What is that social component that makes everyone a clone, a copy of one another? Why should you know more about the person in front of you - you'll only discover vulnerabilities that most definitely replicate in your character as well. And that is a painful way of living.
I am, of course, horribly generalizing, and talking from only personal experiences.
But, here, being friends with someone is like walking on eggs. You have to be so cautious, non-critical, and just pleasant and fun. Friends do not hold themselves as mirrors to each other here, but self-portraits that are but the exact portrayal of the friend - but never the real reflection.
Perhaps this is an honest cry for identity?
Or perhaps this is just the case everywhere?
Sunday, April 11, 2010
I am really not intending to write anything deep or superbly constructive, nor am I claiming anything or suggesting anything.
I just wanted to reflect on something that happened today.
Bedouin and I were sitting at some restaurant, and we suddenly started talking about Arabic grammar. I actually fail to recollect how the subject was brought up, but we were both remembering how much fun it was to study it and be tested on it(Bedouin please let me know if I am not being very accurate!), and it made me realize that school was not that bad.
Yes, the curriculum was far from perfect, some teachers were far from the best, and some things were just pointless to learn. It was fun, though! I guess enjoying learning is as important as learning something enjoyable.
Education is about the material AND the attitude and skills. It made me feel good to realize that we at least came out of high school with a good attitude towards learning!
Posted by Bedouinette at 11:21 PM
... or lack of it?
As Bedouin knows, I have pledged, earlier this week, to turn into a positive individual and to try hard to avoid criticism.
But have you seen the roads recently?
I have absolutely NO 'road' experience - architecturally or through driving. I used to enjoy watching them as my Dad drove, until I got older and the nausea caused by the lines moving faster and faster as the car drove off overcame my excitement and childish sense of inquiry.
I, however, am not nauseated by the yellow/white lines anymore - no, I have not grown younger - because you simply cannot drive fast enough anymore!
I really hope there is some miraculous logic behind the road renovations happening all over town. The roads that are renewed already look beautiful. However, I can make a wild, 'educational' guess that closing down several main roads (we're talking about the auto-vein of K Town and other important branches) all at once does indeed cause a major crisis.
What I have heard recently from sources that are not necessarily to be trusted, is that different companies are working on different roads.
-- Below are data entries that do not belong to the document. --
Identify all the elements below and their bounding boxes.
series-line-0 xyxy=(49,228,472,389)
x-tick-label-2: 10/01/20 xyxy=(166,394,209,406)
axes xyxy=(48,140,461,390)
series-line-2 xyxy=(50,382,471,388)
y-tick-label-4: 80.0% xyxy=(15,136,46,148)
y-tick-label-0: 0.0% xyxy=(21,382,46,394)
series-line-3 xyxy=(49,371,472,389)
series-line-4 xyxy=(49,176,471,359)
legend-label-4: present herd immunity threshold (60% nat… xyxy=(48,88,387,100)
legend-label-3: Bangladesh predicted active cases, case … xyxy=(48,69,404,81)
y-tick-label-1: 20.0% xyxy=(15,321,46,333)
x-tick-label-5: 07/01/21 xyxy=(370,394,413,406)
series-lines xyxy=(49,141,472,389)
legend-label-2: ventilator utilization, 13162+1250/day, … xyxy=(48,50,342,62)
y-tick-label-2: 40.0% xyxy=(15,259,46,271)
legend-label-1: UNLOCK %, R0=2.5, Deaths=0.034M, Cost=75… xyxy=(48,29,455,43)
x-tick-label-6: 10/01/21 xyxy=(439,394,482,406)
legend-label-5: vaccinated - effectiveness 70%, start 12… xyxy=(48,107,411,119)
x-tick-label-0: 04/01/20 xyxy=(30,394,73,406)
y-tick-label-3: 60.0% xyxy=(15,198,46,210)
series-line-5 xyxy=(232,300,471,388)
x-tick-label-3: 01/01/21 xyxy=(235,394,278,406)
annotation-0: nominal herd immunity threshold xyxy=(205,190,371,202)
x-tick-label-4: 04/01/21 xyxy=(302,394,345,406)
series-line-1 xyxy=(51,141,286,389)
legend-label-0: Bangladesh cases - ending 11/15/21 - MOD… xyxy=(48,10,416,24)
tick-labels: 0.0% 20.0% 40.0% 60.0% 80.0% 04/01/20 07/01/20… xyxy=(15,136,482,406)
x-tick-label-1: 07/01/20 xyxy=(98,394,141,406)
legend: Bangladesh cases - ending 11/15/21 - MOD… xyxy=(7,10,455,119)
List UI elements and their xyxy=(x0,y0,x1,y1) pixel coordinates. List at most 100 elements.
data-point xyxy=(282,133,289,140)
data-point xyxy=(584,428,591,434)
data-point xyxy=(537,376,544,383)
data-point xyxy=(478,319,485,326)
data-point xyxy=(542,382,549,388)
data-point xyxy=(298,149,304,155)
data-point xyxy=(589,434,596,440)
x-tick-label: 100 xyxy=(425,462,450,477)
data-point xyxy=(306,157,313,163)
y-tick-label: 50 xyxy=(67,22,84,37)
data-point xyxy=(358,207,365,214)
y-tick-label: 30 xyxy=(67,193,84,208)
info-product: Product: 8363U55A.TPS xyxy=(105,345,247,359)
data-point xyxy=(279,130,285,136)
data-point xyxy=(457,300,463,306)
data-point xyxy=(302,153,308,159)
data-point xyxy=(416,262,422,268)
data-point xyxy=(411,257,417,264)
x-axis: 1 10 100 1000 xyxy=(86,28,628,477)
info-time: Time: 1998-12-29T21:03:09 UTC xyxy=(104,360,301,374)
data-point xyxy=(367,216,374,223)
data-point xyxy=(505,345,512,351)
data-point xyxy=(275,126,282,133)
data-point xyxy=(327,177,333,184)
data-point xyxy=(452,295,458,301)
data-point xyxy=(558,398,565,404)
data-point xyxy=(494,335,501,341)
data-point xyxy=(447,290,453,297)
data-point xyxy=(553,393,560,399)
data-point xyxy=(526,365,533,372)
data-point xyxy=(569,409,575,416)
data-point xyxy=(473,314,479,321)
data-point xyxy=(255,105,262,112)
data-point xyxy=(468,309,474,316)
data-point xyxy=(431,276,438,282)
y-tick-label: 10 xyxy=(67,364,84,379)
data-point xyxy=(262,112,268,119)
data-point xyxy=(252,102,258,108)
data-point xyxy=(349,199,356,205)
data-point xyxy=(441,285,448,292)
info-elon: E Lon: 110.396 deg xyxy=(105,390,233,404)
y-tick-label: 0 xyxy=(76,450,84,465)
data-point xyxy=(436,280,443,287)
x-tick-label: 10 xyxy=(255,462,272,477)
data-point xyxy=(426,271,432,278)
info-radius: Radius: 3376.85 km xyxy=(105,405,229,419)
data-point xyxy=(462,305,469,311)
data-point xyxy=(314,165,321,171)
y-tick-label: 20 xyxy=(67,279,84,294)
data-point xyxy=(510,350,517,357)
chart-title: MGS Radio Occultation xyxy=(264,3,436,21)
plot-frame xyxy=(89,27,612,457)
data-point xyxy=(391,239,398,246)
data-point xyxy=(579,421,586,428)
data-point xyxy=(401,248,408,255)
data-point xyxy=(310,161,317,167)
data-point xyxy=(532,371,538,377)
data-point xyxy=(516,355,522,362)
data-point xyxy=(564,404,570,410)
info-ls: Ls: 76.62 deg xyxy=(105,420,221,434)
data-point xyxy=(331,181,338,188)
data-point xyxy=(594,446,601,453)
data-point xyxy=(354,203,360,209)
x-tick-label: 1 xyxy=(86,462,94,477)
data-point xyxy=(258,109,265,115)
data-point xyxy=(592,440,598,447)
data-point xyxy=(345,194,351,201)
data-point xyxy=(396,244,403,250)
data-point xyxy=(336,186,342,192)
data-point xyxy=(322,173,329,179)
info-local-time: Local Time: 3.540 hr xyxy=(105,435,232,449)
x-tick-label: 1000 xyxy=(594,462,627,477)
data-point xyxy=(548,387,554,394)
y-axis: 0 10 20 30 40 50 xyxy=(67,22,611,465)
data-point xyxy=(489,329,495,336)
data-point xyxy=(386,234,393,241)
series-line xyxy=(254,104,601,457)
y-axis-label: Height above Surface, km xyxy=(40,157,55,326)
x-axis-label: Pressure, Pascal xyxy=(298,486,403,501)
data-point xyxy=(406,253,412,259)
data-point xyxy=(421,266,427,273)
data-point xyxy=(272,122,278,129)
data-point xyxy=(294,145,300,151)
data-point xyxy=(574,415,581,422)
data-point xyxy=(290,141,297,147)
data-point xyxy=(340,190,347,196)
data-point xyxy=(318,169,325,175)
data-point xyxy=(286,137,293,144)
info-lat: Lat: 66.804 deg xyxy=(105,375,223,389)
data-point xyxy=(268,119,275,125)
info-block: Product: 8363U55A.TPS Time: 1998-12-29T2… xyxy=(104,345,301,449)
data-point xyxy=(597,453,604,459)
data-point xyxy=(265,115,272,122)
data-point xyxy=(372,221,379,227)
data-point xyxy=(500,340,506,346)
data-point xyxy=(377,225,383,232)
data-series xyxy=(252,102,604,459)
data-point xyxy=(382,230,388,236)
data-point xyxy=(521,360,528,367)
Yay diversity? Or, alas, chaos? Again, I do sincerely hope there is some sort of agreement in planning.
Another interesting road-related phenomenon is the scraping of the roads. I understand that you need to scrape around 20 centimeters of the asphalt when renovating the road, so you can basically put on a fresh, 'even' layer later on. I have seen an aesthetically intriguing, but practically troubling, scraping of some of the smaller roads - specifically ones that feed into living quarters. It happened to be that some cars were parked during the process, and the scraping machines, though intended to scrape in straight lines, had to curve around the cars and continue with their task. What my Dad told me yesterday is that there is probably no intention of getting rid of that island of old asphalt under hundreds of parked cars. The end result will be a new road with car-wide uneven patches on the sides. Now of course, the new yellow and white lines will make everything look better, so no need to worry, for car tires will be just fine.
Just a side, less important question - WHY DIDN'T THEY ASK PEOPLE TO MOVE THEIR CARS?
I am amused because I find myself writing with the enthusiasm of a driver... but passengers can feel the road too!